Johnston, Applied Physics Letters, Vol. 24, (1974), p. 494, suggested that LDS were produced by elastic strain fields associated with microscopic physical damage. R. L. Hartman and A. R. Hartman, Applied Physics Letters, Vol. 23, (1973), p. 147, proposed that strain fields can be responsible for shortening the operating lifetime of laser diodes. Accordingly, a modified bonding procedure was suggested which alleviated stress created by the different thermal expansion coefficients of the diode, bonding material and header. P. Petroff and R. L. Hartman, Journal of Applied Physics, Vol. 45, (1974), p. 3899, suggested that perturbations of the crystal lattice could be nucleation sites for the growth of DLD which shorten device lifetime in laser diodes. Physically damaged regions of a crystal indicated by LDS can be such nucleation sites, partly responsible for premature failure. Johnston in Applied Physics Letters, Vol. 24, supra, pointed out that LDS were caused by stresses during processing from contact of the wafer with hard surfaces. Avoidance of hard materials during lapping was suggested to alleviate the problem.

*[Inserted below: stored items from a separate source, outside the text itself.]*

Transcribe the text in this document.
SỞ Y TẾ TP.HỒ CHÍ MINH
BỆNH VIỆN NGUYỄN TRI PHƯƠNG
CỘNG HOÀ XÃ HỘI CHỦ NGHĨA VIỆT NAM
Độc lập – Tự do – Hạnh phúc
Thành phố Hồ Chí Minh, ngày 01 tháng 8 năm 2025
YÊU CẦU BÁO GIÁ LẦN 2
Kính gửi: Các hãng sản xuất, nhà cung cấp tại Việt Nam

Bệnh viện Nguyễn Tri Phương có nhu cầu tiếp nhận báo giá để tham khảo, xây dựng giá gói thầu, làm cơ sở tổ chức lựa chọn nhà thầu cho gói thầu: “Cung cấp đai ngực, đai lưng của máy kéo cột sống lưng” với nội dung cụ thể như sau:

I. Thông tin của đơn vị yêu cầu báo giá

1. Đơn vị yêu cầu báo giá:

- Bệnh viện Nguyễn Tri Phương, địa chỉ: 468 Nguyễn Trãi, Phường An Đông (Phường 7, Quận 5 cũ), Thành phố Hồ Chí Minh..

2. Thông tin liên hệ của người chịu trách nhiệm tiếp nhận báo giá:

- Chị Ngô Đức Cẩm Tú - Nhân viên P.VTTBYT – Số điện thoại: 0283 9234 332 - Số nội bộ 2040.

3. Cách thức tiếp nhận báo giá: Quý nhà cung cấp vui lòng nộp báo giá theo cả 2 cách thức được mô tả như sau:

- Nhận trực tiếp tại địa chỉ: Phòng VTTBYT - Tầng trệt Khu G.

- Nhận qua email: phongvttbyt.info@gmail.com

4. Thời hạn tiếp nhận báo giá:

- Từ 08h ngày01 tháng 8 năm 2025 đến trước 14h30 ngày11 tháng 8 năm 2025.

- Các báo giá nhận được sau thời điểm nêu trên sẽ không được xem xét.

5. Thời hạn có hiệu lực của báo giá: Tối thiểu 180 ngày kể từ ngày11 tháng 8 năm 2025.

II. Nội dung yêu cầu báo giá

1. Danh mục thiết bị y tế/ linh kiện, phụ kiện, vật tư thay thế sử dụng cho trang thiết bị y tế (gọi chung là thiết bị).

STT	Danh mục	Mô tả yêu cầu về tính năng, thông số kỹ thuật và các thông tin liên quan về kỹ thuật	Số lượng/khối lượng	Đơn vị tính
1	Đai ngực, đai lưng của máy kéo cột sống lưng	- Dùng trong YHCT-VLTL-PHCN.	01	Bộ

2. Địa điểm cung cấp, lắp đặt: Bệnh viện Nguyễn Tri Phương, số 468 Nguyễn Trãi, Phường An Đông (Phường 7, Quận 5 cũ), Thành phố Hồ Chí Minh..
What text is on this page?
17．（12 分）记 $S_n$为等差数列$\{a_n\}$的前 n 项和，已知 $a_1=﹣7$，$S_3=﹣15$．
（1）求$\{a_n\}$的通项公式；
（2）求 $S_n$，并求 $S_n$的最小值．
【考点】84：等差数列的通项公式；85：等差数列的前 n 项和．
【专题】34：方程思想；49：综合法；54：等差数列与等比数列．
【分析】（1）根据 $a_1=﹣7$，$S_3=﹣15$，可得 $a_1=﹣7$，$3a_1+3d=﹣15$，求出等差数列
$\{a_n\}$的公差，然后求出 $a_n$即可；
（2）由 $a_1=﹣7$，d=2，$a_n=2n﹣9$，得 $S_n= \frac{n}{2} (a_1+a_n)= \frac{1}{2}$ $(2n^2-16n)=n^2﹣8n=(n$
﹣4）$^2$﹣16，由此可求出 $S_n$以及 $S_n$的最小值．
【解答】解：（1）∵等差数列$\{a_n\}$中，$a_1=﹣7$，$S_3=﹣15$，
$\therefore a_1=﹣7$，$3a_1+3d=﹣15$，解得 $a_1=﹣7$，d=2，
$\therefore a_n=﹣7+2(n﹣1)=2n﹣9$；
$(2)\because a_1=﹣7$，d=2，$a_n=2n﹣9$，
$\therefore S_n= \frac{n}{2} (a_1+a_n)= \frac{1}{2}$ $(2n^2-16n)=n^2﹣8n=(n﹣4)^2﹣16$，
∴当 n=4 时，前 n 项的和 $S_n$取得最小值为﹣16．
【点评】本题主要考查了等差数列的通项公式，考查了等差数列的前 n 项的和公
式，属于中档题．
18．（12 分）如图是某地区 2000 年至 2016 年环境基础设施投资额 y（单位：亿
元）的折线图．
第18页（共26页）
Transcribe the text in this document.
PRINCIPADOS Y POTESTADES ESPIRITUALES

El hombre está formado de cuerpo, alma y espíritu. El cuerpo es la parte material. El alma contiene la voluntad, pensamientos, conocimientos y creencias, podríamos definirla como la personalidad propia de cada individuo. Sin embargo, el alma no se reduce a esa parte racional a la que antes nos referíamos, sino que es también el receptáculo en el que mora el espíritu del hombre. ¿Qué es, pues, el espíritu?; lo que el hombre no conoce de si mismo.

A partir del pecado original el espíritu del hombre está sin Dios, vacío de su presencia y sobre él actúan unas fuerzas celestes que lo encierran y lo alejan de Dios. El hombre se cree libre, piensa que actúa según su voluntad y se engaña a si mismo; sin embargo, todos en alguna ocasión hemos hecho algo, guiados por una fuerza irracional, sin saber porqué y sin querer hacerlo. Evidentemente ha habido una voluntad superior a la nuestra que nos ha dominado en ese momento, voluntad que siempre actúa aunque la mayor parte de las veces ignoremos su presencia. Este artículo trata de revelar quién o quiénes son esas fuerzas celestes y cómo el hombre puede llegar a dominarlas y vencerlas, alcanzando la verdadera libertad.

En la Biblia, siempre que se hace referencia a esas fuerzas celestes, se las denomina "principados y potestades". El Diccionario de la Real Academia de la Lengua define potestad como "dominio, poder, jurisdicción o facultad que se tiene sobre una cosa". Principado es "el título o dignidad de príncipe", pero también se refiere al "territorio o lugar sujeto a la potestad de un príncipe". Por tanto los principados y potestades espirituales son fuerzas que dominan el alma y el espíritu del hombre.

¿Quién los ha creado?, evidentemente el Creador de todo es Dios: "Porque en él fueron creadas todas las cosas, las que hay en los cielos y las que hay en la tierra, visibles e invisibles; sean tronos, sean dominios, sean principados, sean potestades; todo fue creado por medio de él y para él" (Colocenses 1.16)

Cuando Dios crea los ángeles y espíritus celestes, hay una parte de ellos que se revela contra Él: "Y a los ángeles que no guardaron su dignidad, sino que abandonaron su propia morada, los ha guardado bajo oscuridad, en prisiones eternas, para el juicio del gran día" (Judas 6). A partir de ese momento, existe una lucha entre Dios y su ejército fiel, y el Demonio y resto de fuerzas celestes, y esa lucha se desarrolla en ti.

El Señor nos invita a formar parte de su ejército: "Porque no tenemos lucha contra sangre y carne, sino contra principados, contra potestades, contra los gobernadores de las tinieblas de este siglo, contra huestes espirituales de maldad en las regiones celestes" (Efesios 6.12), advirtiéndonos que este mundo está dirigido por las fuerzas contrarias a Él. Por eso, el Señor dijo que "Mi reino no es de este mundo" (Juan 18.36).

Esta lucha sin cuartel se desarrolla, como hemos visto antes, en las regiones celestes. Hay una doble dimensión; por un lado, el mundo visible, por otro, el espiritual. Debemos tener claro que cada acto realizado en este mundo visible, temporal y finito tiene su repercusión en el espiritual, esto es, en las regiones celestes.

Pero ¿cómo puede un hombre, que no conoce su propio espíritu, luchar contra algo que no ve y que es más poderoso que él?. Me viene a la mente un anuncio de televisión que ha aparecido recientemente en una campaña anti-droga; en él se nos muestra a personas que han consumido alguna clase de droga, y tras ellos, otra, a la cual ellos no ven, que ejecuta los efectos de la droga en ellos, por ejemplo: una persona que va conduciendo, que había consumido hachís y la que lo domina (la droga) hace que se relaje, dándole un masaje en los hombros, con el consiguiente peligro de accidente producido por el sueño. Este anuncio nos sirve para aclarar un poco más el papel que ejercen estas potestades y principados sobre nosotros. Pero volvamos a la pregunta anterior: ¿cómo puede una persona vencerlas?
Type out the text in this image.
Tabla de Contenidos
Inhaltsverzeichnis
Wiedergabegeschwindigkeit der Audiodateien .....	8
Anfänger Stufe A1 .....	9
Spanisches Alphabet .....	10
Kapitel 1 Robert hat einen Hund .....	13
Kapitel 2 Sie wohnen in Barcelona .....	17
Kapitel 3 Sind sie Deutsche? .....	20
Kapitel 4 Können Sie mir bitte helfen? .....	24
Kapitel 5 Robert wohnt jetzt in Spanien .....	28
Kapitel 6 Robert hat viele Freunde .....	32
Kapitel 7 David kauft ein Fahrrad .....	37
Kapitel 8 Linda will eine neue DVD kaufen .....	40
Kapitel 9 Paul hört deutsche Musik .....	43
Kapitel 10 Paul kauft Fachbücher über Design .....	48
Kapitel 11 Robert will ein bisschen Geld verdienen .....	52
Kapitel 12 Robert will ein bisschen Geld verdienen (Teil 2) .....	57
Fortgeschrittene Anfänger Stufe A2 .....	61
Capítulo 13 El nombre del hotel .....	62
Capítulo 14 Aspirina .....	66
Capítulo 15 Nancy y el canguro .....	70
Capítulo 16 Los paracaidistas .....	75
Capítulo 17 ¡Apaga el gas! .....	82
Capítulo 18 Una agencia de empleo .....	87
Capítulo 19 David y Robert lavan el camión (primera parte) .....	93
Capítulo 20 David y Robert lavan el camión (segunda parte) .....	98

Although the prior art indicates that avoidance of hardness during processing will alleviate the LDS problem, typical means of doing so create additional problems. For example, both a soft lap or a soft mounting plate will cause loss of substrate planarity. A soft lap refers to the hardness of the lapping turntable or the lapping agent with respect to the wafer. It is known in the art that a soft lap causes less work damage than a hard lap, but causes rounding of the wafer. A mounting plate soft enough to alleviate the stresses causing LDS would also cause lack of planarity. Planarity requires that the wafer be mounted and held without distortion during the lapping procedures. Typical candidates for a mounting plate intended to have a quality intermediate between "soft" (such as pitch) and "hard" (such as steel) would be soft rubber, plastic, or Teflon (Trademark of Du Pont). These are neither soft enough to prevent LDS formation nor hard enough to preserve planarity so that such compromise candidates are doubly unacceptable.